Sat Mar 1, 2014, 04:55 PM
Mar 2014

I wish.

So you think that a think tank devoted to moving the world to renewable energy and energy efficiency is somehow vile because of overpopulation?

And you further think creating that weird connection and hurling an *accusation* that I work for them is somehow a refutation of my point about the poor thinking in the OP article.

Two points, first is my use of the word accusation. I know that is how you intended it, but I certainly wouldn't take it as a negative if I did work there; I'd be extremely proud of the fact and would almost certainly include it as part of my profile page. Amory Lovins and the Rocky Mountain Institute are a first rate outfit that has done more for the effort to move away from fossil fuels than almost any comparable entity I know of.

Perhaps you could share with us the specific alternative policies and proposals that you endorse to move us away from fossil fuels while simultaneously addressing energy poverty in the developing world? That's the second point. I'm forced to ask *again* because all you ever deliver are increasing hard to understand blurts of rage that seem to be rooted in the idea that anyone who works on real world solutions to our real world problems is evil.

You might want a different world, I do too in many ways. But the difference between you and let's say "my ilk" to include all the science based policy professionals trying to address climate change, is that we are actually doing something to make things better.

'razzled' made this remark on another thread this morning and I think it is one of the best I've read in a long time. The topic is "politics" but it certainly applies to most of the 'critics' of the efforts to build a renewable energy system here on DUEE.

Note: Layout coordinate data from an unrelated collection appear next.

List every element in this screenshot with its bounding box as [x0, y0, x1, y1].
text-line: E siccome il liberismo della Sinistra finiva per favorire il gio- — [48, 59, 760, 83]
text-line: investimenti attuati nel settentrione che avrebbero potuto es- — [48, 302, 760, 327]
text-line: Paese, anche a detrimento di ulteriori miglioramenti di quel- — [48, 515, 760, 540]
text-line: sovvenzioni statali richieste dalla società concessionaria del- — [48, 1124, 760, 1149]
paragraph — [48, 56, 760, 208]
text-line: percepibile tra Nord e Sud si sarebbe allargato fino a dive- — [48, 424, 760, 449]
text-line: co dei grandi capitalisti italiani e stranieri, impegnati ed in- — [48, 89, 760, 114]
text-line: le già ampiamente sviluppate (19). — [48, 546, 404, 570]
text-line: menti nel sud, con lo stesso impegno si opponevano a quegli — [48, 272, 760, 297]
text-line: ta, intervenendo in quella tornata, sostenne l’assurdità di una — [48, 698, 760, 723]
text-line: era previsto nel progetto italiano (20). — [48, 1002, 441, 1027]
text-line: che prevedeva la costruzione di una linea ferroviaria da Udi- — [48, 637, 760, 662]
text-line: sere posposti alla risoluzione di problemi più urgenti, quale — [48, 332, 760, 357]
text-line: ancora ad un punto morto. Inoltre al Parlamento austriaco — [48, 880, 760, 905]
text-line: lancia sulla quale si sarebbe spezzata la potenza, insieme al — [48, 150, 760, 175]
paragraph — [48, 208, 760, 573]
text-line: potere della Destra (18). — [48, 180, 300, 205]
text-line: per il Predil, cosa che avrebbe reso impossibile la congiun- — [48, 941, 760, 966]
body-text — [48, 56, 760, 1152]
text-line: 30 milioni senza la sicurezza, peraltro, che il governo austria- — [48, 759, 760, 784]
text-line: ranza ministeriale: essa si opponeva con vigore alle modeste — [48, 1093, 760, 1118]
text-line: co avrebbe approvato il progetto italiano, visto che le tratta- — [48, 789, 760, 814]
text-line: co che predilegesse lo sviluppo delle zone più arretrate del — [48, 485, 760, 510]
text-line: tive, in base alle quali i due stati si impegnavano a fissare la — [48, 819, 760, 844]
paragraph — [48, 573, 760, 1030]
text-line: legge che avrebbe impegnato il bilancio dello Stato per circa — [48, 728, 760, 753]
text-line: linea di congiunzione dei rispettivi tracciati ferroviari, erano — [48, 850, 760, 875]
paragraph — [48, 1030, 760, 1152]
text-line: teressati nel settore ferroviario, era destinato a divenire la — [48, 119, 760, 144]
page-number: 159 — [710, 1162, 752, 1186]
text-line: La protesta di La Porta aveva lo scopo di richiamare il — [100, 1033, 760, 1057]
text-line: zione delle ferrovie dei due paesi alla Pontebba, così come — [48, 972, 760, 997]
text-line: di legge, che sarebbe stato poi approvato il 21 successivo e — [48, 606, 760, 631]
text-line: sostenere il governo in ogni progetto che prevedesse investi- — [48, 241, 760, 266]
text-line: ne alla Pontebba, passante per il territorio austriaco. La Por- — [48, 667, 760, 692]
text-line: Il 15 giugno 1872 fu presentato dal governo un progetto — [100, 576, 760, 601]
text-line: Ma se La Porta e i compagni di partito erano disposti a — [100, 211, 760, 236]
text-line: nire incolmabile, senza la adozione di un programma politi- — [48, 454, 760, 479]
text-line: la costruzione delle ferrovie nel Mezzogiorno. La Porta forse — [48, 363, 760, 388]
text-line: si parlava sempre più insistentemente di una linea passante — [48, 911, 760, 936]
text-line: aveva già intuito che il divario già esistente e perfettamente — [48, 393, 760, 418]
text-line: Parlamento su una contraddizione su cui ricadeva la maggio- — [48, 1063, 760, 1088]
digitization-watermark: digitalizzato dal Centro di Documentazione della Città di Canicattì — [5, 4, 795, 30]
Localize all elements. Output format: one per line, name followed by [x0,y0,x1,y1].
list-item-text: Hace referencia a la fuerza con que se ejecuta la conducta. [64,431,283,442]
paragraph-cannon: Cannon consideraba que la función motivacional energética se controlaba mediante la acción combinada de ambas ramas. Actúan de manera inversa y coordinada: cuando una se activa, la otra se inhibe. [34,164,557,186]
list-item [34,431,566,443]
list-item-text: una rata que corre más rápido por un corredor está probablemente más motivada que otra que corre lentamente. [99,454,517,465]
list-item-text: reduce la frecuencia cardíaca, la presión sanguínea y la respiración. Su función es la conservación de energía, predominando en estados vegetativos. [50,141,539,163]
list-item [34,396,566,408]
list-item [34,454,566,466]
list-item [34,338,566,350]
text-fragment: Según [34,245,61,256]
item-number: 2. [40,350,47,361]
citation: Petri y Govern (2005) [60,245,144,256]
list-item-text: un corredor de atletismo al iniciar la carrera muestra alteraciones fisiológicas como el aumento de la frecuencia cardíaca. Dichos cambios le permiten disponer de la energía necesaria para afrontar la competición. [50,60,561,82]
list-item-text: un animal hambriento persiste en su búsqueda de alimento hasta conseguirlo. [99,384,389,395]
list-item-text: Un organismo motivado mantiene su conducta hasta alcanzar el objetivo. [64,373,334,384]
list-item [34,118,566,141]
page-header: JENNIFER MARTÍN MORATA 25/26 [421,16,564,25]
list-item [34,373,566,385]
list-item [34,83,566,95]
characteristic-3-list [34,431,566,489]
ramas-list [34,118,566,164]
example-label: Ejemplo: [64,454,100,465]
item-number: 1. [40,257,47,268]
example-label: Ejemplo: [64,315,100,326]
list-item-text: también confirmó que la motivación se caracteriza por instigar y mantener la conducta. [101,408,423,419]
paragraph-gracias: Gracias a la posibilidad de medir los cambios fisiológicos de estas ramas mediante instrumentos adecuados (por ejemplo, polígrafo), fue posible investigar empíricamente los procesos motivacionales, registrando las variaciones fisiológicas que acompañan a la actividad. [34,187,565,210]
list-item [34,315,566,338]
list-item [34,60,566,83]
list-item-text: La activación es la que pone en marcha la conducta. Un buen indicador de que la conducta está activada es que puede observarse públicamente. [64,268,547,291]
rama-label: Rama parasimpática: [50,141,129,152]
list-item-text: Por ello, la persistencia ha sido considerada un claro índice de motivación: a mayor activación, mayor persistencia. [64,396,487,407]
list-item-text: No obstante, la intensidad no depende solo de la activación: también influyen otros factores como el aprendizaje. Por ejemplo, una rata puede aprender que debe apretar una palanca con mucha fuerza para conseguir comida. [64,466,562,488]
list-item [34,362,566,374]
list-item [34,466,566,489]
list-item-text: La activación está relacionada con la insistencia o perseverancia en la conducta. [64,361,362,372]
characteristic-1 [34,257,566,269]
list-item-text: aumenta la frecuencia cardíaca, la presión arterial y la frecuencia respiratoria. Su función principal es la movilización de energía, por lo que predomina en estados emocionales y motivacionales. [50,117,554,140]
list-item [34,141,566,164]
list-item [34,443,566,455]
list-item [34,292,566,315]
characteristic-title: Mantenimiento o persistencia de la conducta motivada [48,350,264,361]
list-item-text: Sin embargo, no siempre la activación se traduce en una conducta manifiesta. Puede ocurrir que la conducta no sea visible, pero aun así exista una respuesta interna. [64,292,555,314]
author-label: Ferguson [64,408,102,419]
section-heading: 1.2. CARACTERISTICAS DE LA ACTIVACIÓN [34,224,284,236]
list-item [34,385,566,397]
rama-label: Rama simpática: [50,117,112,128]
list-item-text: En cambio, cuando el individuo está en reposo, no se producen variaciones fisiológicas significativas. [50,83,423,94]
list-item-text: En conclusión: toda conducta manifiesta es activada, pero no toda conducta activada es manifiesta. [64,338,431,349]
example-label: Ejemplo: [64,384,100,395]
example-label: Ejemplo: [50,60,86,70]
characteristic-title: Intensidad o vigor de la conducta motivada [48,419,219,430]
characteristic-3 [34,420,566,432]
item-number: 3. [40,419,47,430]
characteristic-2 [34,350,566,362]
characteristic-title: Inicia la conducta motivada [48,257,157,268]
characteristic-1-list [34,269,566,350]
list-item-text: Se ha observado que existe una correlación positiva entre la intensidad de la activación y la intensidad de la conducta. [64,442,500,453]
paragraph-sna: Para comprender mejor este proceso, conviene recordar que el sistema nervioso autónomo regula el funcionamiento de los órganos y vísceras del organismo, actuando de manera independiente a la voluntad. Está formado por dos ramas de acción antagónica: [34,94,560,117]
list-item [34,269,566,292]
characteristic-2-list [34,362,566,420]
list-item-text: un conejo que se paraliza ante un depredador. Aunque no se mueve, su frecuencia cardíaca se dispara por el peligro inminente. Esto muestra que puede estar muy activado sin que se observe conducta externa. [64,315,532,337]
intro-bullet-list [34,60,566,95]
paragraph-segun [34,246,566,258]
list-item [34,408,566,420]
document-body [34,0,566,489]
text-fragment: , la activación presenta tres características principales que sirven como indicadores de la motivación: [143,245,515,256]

razzled Sat Mar 1, 2014, 10:35 AM
1. My take on this is ...

that some people's relationship to politics is purely oppositional. Half-measures or incremental progress is never seen as acceptable. Let's call it, to be nice, "perfectionism."

I understand this attitude. I had it myself in another context, but once I realized how unproductive it was I tried my hardest to abandon it. In graduate school I sort of made my name by picking apart the theoretical positions or analyses that others were producing in my field. It was successful to the extent that my professors and others were impressed with my ability to find the flaws in complex theories, etc. But I knew it was a total fake: all I knew how to do was criticize. I knew in my heart I could not creatively devise a theoretical position of my own. Or if I did, it would be just as flawed, if not more so, than those I was critiquing. It meant I was never going to do something important, and I eventually left the field.

Same in politics: we can nitpick and criticize all we want. But the people trying to make actual real policy that helps people--maybe not all people, but just a few, or as just a start that can be built upon--and who are trying to do it in the midst of a messy and contentious political environment in which one must compromise with one's enemies at times in order to move another thing forward: these are the real political success stories. Not the people who make proclamations that say all the "right" things in fundraising emails, and not the grandstanders who never are in the position of having to actually accomplish something.

There are real things to rail against and to fight for, but -- as you say -- there is also a need to give credit where credit is due. I admire the people who actually accomplish things in the political realm, no matter how imperfect these things may be. They are the creators, not the nitpickers.

So my take is: if you have nothing but oppositional critique to make in politics, you should get out of the game and concentrate on something else.